Is there a way to perform a SVN checkout (or export), which would fetch only the directory structure; that is to say, no files?
问题:
回答1:
svn ls -R {svnrepo} | grep "/$" | xargs -n 1 mkdir -p
Export, not a checkout.
[Updated]
With checkout:
env REPO={repo} sh -c 'svn ls -R $REPO | grep "/\$" | xargs -n 1 svn co --depth=empty $REPO'
This will be pretty slow for anything too large.
回答2:
You can specify --non-recursive to the checkout command, might help you to get what you want.
回答3:
There is a python script in the contrib tools of subversion, which creates the directory structure with empty files. With a little bit of python knowledge, it should not be to hard to skip creating the files at all.
回答4:
SVN can't do that per se, but if you just want to export directory structure, try svn ls -R --xml
to get XML listing of the directory structure and then recreate it by hand.
回答5:
A use for checking out just the directory structure is a partial workaround for not being able to exclude one or more directories from being checked out. It is assumed that the cost of just checking out the directory tree is negligible in comparison to checking out the full source. With a versioned directory structure checked out I could then use Subversion's update and sparse directories to selectively pick what directory trees should have files.
回答6:
This works perfectly
svn ls | xargs svn up -N
And then if you want to get few of those directories fully checked out, go inside them and use
svn ls | xargs svn up
回答7:
Just wanted to add, if you need to do this server-side (i.e. not checking out the repository first), the equivalent to svn ls
is svnlook tree --full-paths
.
I had to create a copy of a 50GB repo's folder structure and used the hints I found here to do it without having to create a working copy of the whole thing.
My code was:
svnlook tree /path/to/repo --full-paths | grep "/$" | grep -v "^/$" | xargs -I {} mkdir -p "{}"
The grep -v "^/$"
because the output contained a single / (i.e. file system root folder) and I didn't want to mess around with that.
回答8:
on windows and with TortoiseSVN you can do Checkout -> checkout depth: only this item. this way you can get single folders/files. you could rebuild your structure this way (using the repobrowser). a bit cumbersome, but doable if your directory structure is not too complicated. i preferred this over checking out thousands of small files (several gigabytes) over slow network ...
回答9:
My DotNet (LINQ) way to do this:
First, run the svn list command. And push the output to an .xml file.
"svn.exe" list "https://myserver.com:8443/svn/DotNet/src/v40Base/v40/" --recursive --username %USERNAME% --xml >>myfile.xml
And then run some LINQ code against the .xml file.
private static void FindSVNDirectories()
{
string fileName = @"C:\temp\myfile.xml";
XDocument xDoc = XDocument.Load(fileName);
//XNamespace ns = XNamespace.Get("http://schemas.microsoft.com/developer/msbuild/2003");
string ns = string.Empty;
//List of directories
var list1 = from list in xDoc.Descendants(ns + "list")
from item in list.Elements(ns + "entry")
where item.Attribute("kind").Value=="dir"
select new
{
mykind = item.Attribute("kind").Value,
myname = (item.Element(ns + "name").Value)
};
StringBuilder sb = new StringBuilder();
foreach (var v in list1)
{
sb.Append(v.ToString() + System.Environment.NewLine );
}
Console.WriteLine(sb.ToString());
}
回答10:
You may use this script which will svn list the repos and create the structure in a directory.
usage: perl checkout-structure.pl repos destdir
repos must not be the root of your repos, it can also precise a directory.
Fails to create dirs containing accentuated caracters (àéîùç...), but works fine with spaces.

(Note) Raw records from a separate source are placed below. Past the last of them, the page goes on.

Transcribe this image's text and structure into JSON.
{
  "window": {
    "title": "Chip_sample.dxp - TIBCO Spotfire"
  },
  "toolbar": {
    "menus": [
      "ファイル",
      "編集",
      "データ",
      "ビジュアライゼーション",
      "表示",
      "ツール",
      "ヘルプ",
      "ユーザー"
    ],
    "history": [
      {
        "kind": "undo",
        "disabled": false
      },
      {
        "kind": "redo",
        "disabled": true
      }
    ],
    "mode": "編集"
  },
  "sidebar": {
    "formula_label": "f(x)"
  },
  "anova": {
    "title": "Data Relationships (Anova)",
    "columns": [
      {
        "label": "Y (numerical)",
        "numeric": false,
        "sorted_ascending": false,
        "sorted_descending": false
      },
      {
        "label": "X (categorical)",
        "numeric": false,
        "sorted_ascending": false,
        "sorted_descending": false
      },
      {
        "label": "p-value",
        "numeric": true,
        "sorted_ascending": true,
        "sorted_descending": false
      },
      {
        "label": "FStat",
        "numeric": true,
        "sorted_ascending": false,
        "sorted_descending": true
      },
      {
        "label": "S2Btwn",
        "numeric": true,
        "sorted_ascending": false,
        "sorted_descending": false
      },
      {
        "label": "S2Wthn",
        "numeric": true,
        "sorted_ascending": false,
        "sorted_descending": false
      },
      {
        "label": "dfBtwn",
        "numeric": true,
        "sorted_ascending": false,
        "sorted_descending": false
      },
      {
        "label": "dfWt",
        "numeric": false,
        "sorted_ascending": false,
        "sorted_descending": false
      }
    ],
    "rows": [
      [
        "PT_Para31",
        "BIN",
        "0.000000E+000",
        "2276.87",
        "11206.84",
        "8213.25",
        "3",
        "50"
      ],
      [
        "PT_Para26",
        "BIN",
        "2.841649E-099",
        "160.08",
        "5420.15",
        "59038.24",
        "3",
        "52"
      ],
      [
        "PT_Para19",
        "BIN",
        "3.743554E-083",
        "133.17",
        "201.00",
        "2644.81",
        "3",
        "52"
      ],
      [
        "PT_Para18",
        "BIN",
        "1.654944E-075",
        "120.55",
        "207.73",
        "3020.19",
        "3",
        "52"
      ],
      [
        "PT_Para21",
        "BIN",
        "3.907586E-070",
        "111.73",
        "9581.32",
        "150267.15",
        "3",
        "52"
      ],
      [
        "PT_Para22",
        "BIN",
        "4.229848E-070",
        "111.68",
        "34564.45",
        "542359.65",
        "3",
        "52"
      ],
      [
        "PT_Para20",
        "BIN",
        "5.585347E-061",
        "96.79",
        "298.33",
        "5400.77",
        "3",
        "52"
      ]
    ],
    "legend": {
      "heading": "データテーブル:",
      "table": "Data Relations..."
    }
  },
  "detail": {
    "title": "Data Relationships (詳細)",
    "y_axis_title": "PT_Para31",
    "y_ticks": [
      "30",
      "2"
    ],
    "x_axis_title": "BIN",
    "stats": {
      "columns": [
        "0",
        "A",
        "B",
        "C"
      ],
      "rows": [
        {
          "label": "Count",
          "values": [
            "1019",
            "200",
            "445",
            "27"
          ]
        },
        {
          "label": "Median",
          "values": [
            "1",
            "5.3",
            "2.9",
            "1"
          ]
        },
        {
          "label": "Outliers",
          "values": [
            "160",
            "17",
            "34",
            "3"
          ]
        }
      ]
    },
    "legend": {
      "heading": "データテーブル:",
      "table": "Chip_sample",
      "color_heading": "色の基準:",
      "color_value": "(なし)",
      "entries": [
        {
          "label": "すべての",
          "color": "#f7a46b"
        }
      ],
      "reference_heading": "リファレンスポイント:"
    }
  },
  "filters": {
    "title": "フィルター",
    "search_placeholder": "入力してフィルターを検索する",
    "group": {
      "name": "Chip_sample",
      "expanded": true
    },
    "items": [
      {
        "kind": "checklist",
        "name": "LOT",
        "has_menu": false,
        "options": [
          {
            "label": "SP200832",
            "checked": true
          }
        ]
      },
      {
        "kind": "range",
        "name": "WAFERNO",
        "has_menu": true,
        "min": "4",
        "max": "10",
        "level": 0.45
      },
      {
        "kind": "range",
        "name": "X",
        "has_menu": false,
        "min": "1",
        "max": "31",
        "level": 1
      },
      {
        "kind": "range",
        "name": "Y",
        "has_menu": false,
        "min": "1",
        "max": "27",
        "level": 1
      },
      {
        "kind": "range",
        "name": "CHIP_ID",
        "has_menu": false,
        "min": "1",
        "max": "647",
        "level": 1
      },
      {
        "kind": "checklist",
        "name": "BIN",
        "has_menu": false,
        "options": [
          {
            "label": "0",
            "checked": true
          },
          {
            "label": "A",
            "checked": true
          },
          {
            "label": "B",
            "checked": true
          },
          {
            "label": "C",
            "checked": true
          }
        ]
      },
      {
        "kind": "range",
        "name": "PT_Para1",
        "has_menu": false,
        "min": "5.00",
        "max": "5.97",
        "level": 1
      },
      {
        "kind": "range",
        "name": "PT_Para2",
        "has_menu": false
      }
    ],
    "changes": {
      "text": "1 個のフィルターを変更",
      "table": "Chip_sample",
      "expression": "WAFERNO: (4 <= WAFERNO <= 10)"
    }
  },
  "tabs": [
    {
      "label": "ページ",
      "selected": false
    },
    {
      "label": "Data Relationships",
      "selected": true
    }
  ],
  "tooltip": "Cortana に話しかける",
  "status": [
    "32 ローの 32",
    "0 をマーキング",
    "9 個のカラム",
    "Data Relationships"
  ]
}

For these who have time for that, I think it's an encoding problem.
checkout-structure.pl:
#!perl
my @dirs;
my $repos = shift;
my $dest = shift;
@dirs = grep { /\/$/ && /^[^\.]/ } `svn list -R $repos`;
foreach(@dirs) {
s/\/$//;
chomp;
mkdir("$dest/$_") or warn $!." trying to create $dest/$_";
}
回答11:
I can't see that there is a way to do it from a brief look at svn help co
. Something I've done before for updating a repository from a new version of a downloaded library (i.e. a vendor branch) is to delete everything which isn't an .svn folder:
#!/bin/sh
find ./ -type f | grep -v .svn | xargs rm -f
It's not particularly efficient if you were trying to avoid having to check those files out in the first place, but it should have the same result.
回答12:
There's no way to do this, and in fact it's a slightly odd thing to want to do, so now I'm curious!
This may not be relevant, but you can prevent the files being comitted in the first place by adding an svn:ignore property on the relevant directories. This is particularly useful to prevent generated artifacts such as documentation or cache files being comitted.